Voy a la cocina y espero cinco minutos antes de empezar a prepararlo todo yo mismo.
Corto tres plátanos sobre la tabla. Con mucho cuidado hago lonchas finísimas. Luego añado leche y huevos al preparado para tortitas; después, los trocitos de chocolate y los plátanos. Echo aceite en la sartén y la pongo a calentar.
—¿Linda? —grito—. ¿Mamá?
No responde, así que decido cocinar las tortitas. Me conformo con que Linda coma conmigo.
Vierto un poco de mezcla en la sartén y enseguida humea y burbujea. Echo masa para otras tres.

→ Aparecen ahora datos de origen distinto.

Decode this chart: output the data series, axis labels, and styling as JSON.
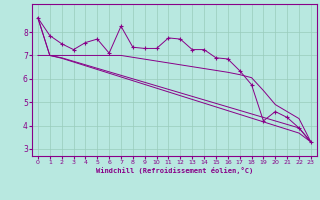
{
  "xlabel": "Windchill (Refroidissement éolien,°C)",
  "xlim": [
    -0.5,
    23.5
  ],
  "ylim": [
    2.7,
    9.2
  ],
  "xticks": [
    0,
    1,
    2,
    3,
    4,
    5,
    6,
    7,
    8,
    9,
    10,
    11,
    12,
    13,
    14,
    15,
    16,
    17,
    18,
    19,
    20,
    21,
    22,
    23
  ],
  "yticks": [
    3,
    4,
    5,
    6,
    7,
    8
  ],
  "line_color": "#880088",
  "bg_color": "#b8e8e0",
  "grid_color": "#99ccbb",
  "line1_y": [
    8.6,
    7.85,
    7.5,
    7.25,
    7.55,
    7.7,
    7.1,
    8.25,
    7.35,
    7.3,
    7.3,
    7.75,
    7.7,
    7.25,
    7.25,
    6.9,
    6.85,
    6.35,
    5.75,
    4.2,
    4.6,
    4.35,
    3.9,
    3.3
  ],
  "line2_y": [
    7.0,
    7.0,
    7.0,
    7.0,
    7.0,
    7.0,
    7.0,
    7.0,
    6.92,
    6.84,
    6.76,
    6.68,
    6.6,
    6.52,
    6.44,
    6.36,
    6.28,
    6.18,
    6.05,
    5.5,
    4.9,
    4.6,
    4.3,
    3.3
  ],
  "line3_y": [
    8.6,
    7.0,
    6.9,
    6.75,
    6.6,
    6.45,
    6.3,
    6.15,
    6.0,
    5.85,
    5.7,
    5.55,
    5.4,
    5.25,
    5.1,
    4.95,
    4.8,
    4.65,
    4.5,
    4.35,
    4.2,
    4.05,
    3.9,
    3.3
  ],
  "line4_y": [
    8.6,
    7.0,
    6.88,
    6.72,
    6.56,
    6.4,
    6.24,
    6.08,
    5.92,
    5.76,
    5.6,
    5.44,
    5.28,
    5.12,
    4.96,
    4.8,
    4.64,
    4.48,
    4.32,
    4.16,
    4.0,
    3.84,
    3.68,
    3.3
  ]
}
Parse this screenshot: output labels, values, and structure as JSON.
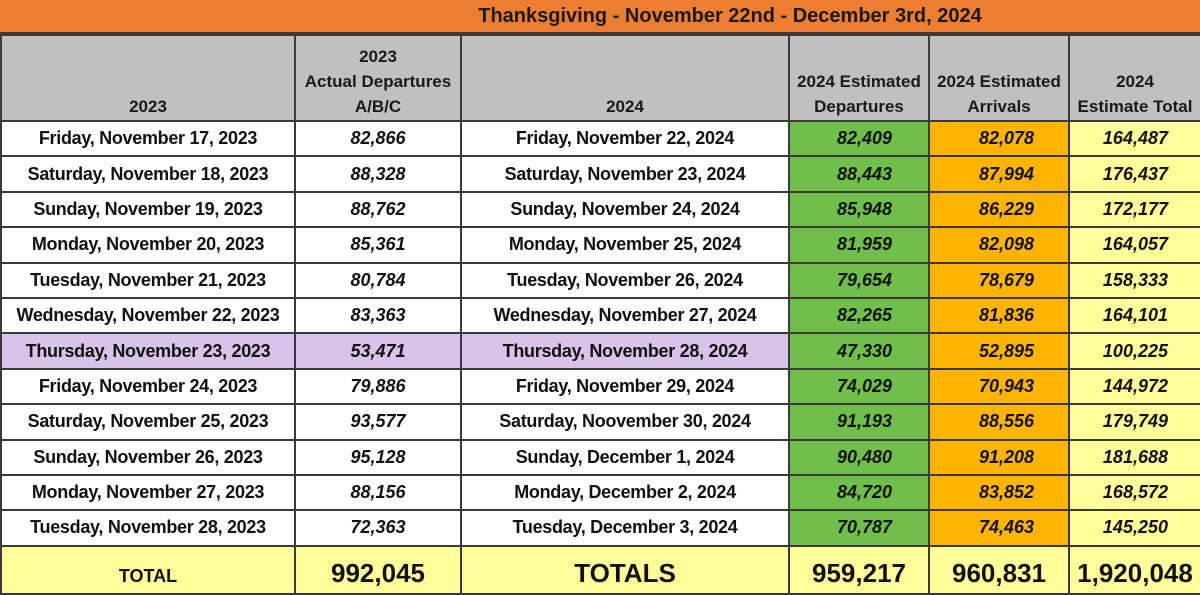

Doy la vuelta a las cuatro tortitas y enciendo el horno para mantenerlas calientes mientras hago las de mamá.
—¿Linda?
No responde.
—¿Mamá?
Nada.
Meto las tortitas hechas en el horno y añado más masa a la sartén.
Soy consciente de que ya he hecho suficientes, pero sigo cocinando más y más, y cuando termino, hay tortitas para dar de desayunar a una familia de diez personas.
—¿Mamá?
Voy a su despacho y otra vez está gritando.
—¡Que se joda Jasmine! —dice, y suspira.
Está mirando por la ventana.
Otra vez está pasando de todo lo que la rodea.
Ahora soy yo el que suspira.
Vuelvo a la cocina.
Me como las tortitas de plátano con trocitos de chocolate.
Están deliciosas.
Que se joda Linda.
Ella se lo pierde.
Podría haber desayunado unas tortitas deliciosas.
Y yo la habría perdonado.
Pero en lugar de eso, meto todas las que han sobrado en el triturador.
También cae algún trozo de espejo.
Dejo el triturador en marcha hasta que al final se encalla, y de nuevo oigo a Linda insultar a sus empleados.
No sale del despacho. Ni siquiera cuando me voy de casa y doy tal portazo que toda la casa tiembla.